C언어 ] leetCode 2181 - Merge Nodes in Between Zeros

 

 

 

 

You are given the head of a linked list, which contains a series of integers separated by 0's. The beginning and end of the linked list will have Node.val == 0.

For every two consecutive 0's, merge all the nodes lying in between them into a single node whose value is the sum of all the merged nodes. The modified list should not contain any 0's.

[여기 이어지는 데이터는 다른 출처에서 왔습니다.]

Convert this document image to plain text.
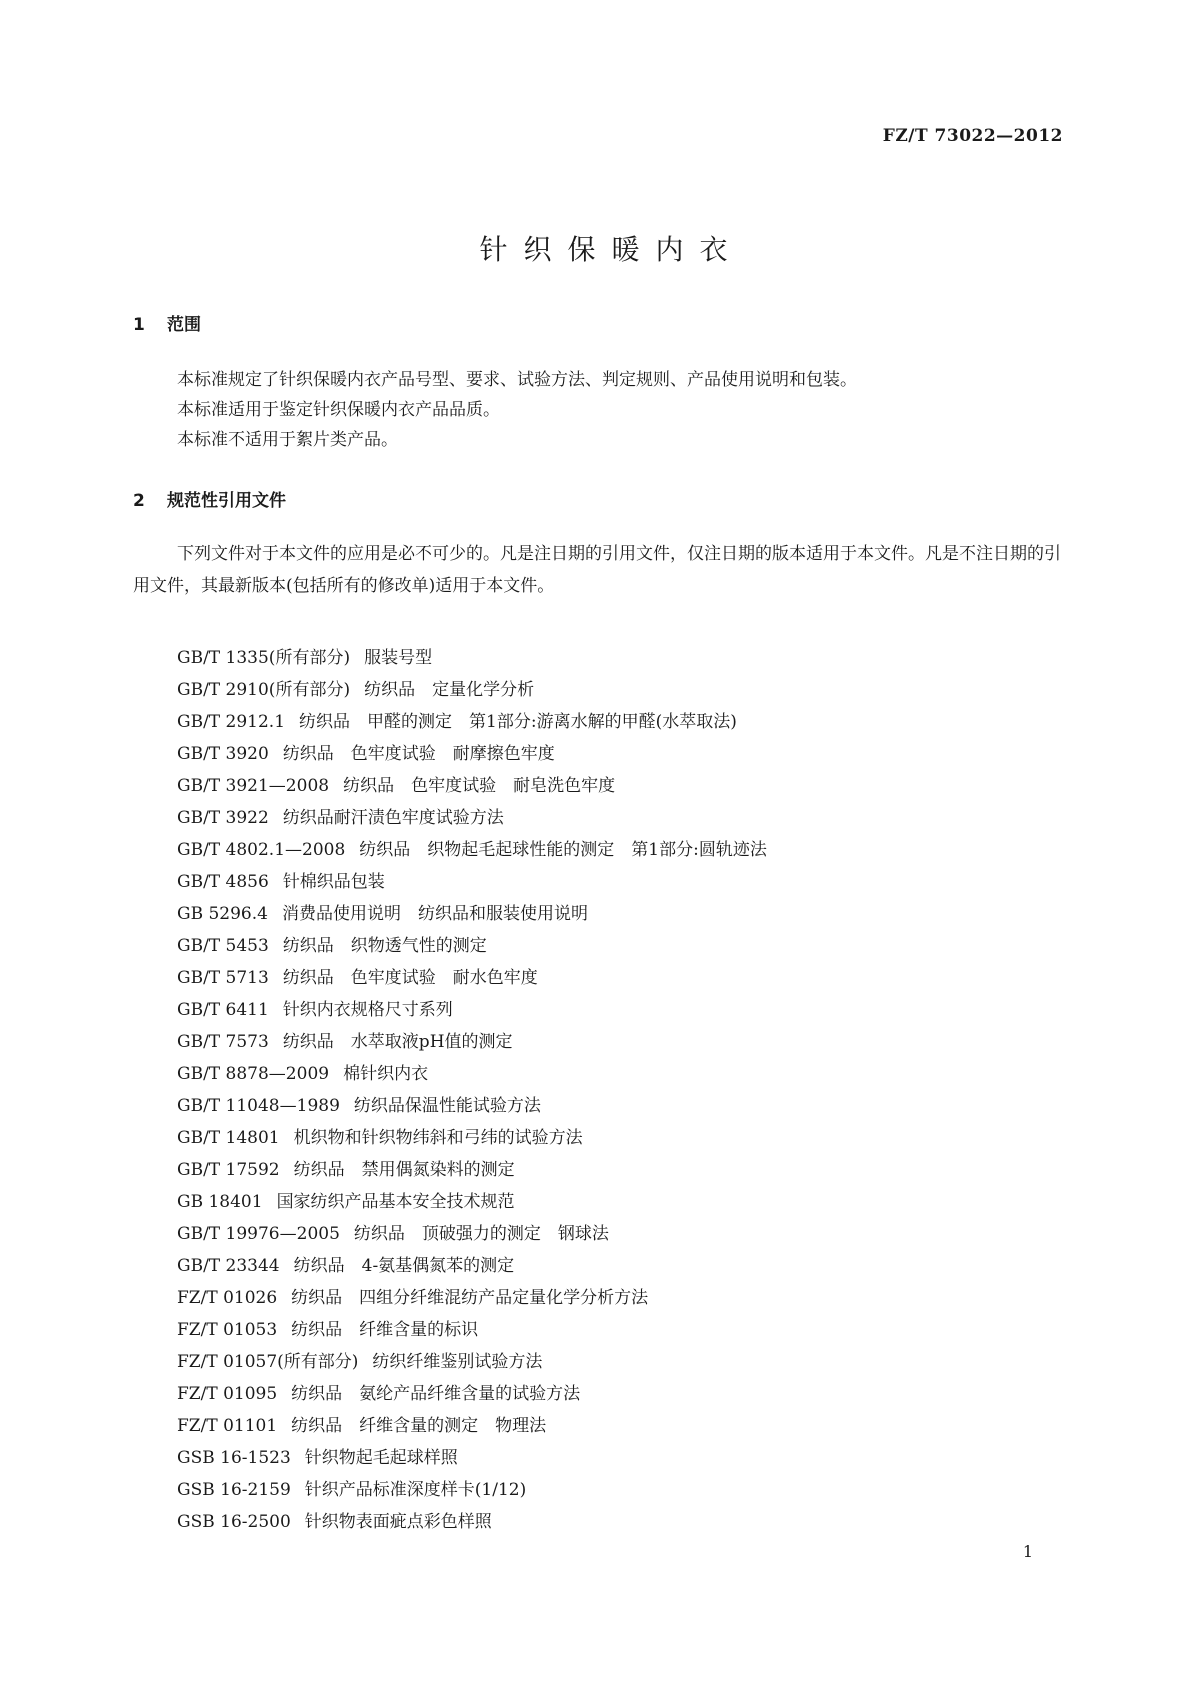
FZ/T 73022—2012
针织保暖内衣
1 范围

本标准规定了针织保暖内衣产品号型、要求、试验方法、判定规则、产品使用说明和包装。

本标准适用于鉴定针织保暖内衣产品品质。

本标准不适用于絮片类产品。

2 规范性引用文件

下列文件对于本文件的应用是必不可少的。凡是注日期的引用文件，仅注日期的版本适用于本文件。凡是不注日期的引用文件，其最新版本(包括所有的修改单)适用于本文件。

GB/T 1335(所有部分) 服装号型
GB/T 2910(所有部分) 纺织品　定量化学分析
GB/T 2912.1 纺织品　甲醛的测定　第1部分:游离水解的甲醛(水萃取法)
GB/T 3920 纺织品　色牢度试验　耐摩擦色牢度
GB/T 3921—2008 纺织品　色牢度试验　耐皂洗色牢度
GB/T 3922 纺织品耐汗渍色牢度试验方法
GB/T 4802.1—2008 纺织品　织物起毛起球性能的测定　第1部分:圆轨迹法
GB/T 4856 针棉织品包装
GB 5296.4 消费品使用说明　纺织品和服装使用说明
GB/T 5453 纺织品　织物透气性的测定
GB/T 5713 纺织品　色牢度试验　耐水色牢度
GB/T 6411 针织内衣规格尺寸系列
GB/T 7573 纺织品　水萃取液pH值的测定
GB/T 8878—2009 棉针织内衣
GB/T 11048—1989 纺织品保温性能试验方法
GB/T 14801 机织物和针织物纬斜和弓纬的试验方法
GB/T 17592 纺织品　禁用偶氮染料的测定
GB 18401 国家纺织产品基本安全技术规范
GB/T 19976—2005 纺织品　顶破强力的测定　钢球法
GB/T 23344 纺织品　4-氨基偶氮苯的测定
FZ/T 01026 纺织品　四组分纤维混纺产品定量化学分析方法
FZ/T 01053 纺织品　纤维含量的标识
FZ/T 01057(所有部分) 纺织纤维鉴别试验方法
FZ/T 01095 纺织品　氨纶产品纤维含量的试验方法
FZ/T 01101 纺织品　纤维含量的测定　物理法
GSB 16-1523 针织物起毛起球样照
GSB 16-2159 针织产品标准深度样卡(1/12)
GSB 16-2500 针织物表面疵点彩色样照
1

Return the head of the modified linked list.

 

Example 1:

 

Input: head = [0,3,1,0,4,5,2,0]
Output: [4,11]
Explanation: 
The above figure represents the given linked list. The modified list contains
- The sum of the nodes marked in green: 3 + 1 = 4.
- The sum of the nodes marked in red: 4 + 5 + 2 = 11.

 

Example 2:

 

Input: head = [0,1,0,3,0,2,2,0]
Output: [1,3,4]
Explanation: 
The above figure represents the given linked list. The modified list contains
- The sum of the nodes marked in green: 1 = 1.
- The sum of the nodes marked in red: 3 = 3.
- The sum of the nodes marked in yellow: 2 + 2 = 4.

 

Constraints:

• The number of nodes in the list is in the range [3, 2 * 105].
• 0 <= Node.val <= 1000
• There are no two consecutive nodes with Node.val == 0.
• The beginning and end of the linked list have Node.val == 0.

 

 

 

 

 

 

val이 0이 아닐 땐 sum에 accumulate하며 prev->next = current = current->next; 로 current node를 삭제한 뒤 다음 노드로 넘어가고,

val이 0일 때는 sum을 val에 대입한 뒤 초기화하고, prev = current; current = current->next;로 노드를 계속 순회한다.

순회 끝나면 맨 앞의 0 제외하고 head->next 리턴하고 끝

 

 

/**
 * Definition for singly-linked list.
 * struct ListNode {
 *     int val;
 *     struct ListNode *next;
 * };
 */
struct ListNode* mergeNodes(struct ListNode* head){
    int sum = 0;

    struct ListNode *prev = head;
    struct ListNode *current = head->next;

    while(current != NULL)
    {
        if(current->val != 0)
        {
            sum += current->val;
            prev->next = current = current->next;
        }
        else
        {
            current->val = sum;
            sum = 0;
            prev = current;
            current = current->next;
        }
    }

    return head->next;
}